I do sign on with this. Doing practice exams and hypos helps me learn how to apply the law we learned in class in an organized way. It also helps me learn the law. Between rewriting and reading through my outlines, cutting my outlines down, and doing hypos, I know the law well enough to apply it quickly. However people still disagree over whether practice exams and hypos shoudl be done under timed conditions or not. I have never done one hypo under "timed" exam conditions. Not a single one. And I've been completely fine, and finished every single exam I've sat down to take. Others swear by timed exams.
People also disagree fundamentally over whether its even necessary to do the reading assigned. I read every page that's given to me, and I've never skipped an assignment. I feel the cases assigned lay out the BLL law clearly, and provide a good example of how to apply the law to the facts of the case. Some people refer to the case method as "hiding the ball" and they expect to be hand fed the rules. Well, law school isn't about hand-feeding you anything. It's about teaching you to be able to sit down, read a case in an area of law you've never looked into before, and be able to figure out the relevant facts and the rule of law all on your own. When you're in practice, no one is going to hold your hand and tell you what the rule is all the time. At first, picking out the rule can be difficult, and you maynot be able to figure out exactly what facts are relevant, etc. But its a skill. Sometimes I wonder if the people who female dog about "hiding the ball" are either too dumb to find it, too lazy to look for it, or just oblivious to the fact that they're *supposed* to find it themselves.
So anyways, the bottom line is this - people learn differently, they study differently, and different things work for them. What worked for me maybe would not have worked for 4DClaw, and certainly would not have worked for Atticus Falcon. You should keep an open mind about how to study. The one suggestion I'd make is start off doing the reading, and you might want to wait until you finish one section of a course before outlining (assuming you want to start asap, and not wait until October). For example, if you start talking about Offers in Contracts, wait until you finish the section on Offers. Then try to get a decent outline from a 2L, and just look it over for how they outlined Offers, what they pulled out. Then make your own, see how it comes out, etc. Don't be afraid to borrow from other outlines, but just be aware of whether you're still doing your own work and thinking.
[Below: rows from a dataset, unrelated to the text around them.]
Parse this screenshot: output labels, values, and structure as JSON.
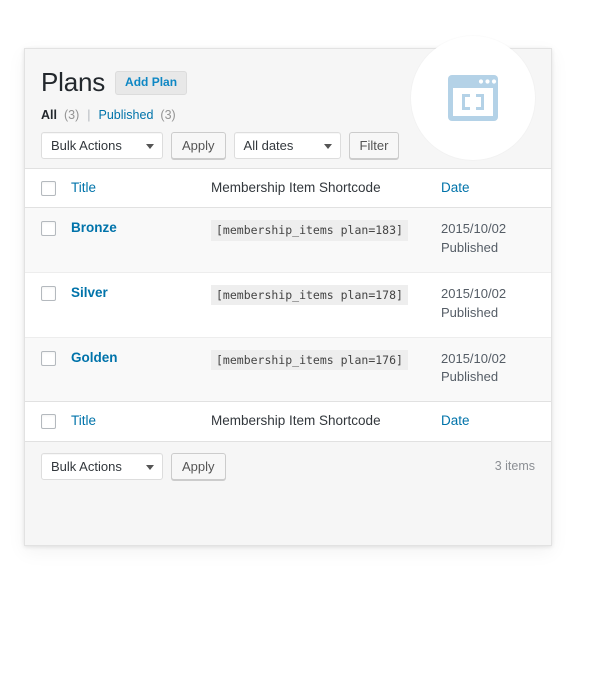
{
  "page": {
    "title": "Plans",
    "add_button_label": "Add Plan"
  },
  "filters": {
    "all_label": "All",
    "all_count": "(3)",
    "separator": "|",
    "published_label": "Published",
    "published_count": "(3)"
  },
  "toolbar_top": {
    "bulk_actions_label": "Bulk Actions",
    "apply_label": "Apply",
    "dates_label": "All dates",
    "filter_label": "Filter"
  },
  "toolbar_bottom": {
    "bulk_actions_label": "Bulk Actions",
    "apply_label": "Apply",
    "items_count": "3 items"
  },
  "table": {
    "columns": {
      "title": "Title",
      "shortcode": "Membership Item Shortcode",
      "date": "Date"
    },
    "rows": [
      {
        "title": "Bronze",
        "shortcode": "[membership_items plan=183]",
        "date": "2015/10/02",
        "status": "Published"
      },
      {
        "title": "Silver",
        "shortcode": "[membership_items plan=178]",
        "date": "2015/10/02",
        "status": "Published"
      },
      {
        "title": "Golden",
        "shortcode": "[membership_items plan=176]",
        "date": "2015/10/02",
        "status": "Published"
      }
    ]
  },
  "badge": {
    "icon": "shortcode-window-icon",
    "icon_color": "#b4d2e7",
    "bracket_text": "[ ]"
  },
  "colors": {
    "link": "#0073aa",
    "accent": "#0e87c4",
    "badge_icon": "#b4d2e7",
    "row_alt": "#f9f9f9",
    "panel_bg": "#f6f6f6"
  }
}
I'd suggest that its better to start out this way than start out not doing the reading and relying on supplements, etc. Once you fall behind, it's near impossible to catch up. And waiting until you have one full section to outline may help you learn to see the big picture as you go. Otherwise you may find that the first half of your outline may completely miss the point, or be missing a larger organizational component. Otherwise, keep an open mind, take suggestions and use them if you like them, and don't be afraid to adapt what you're doing as you go along.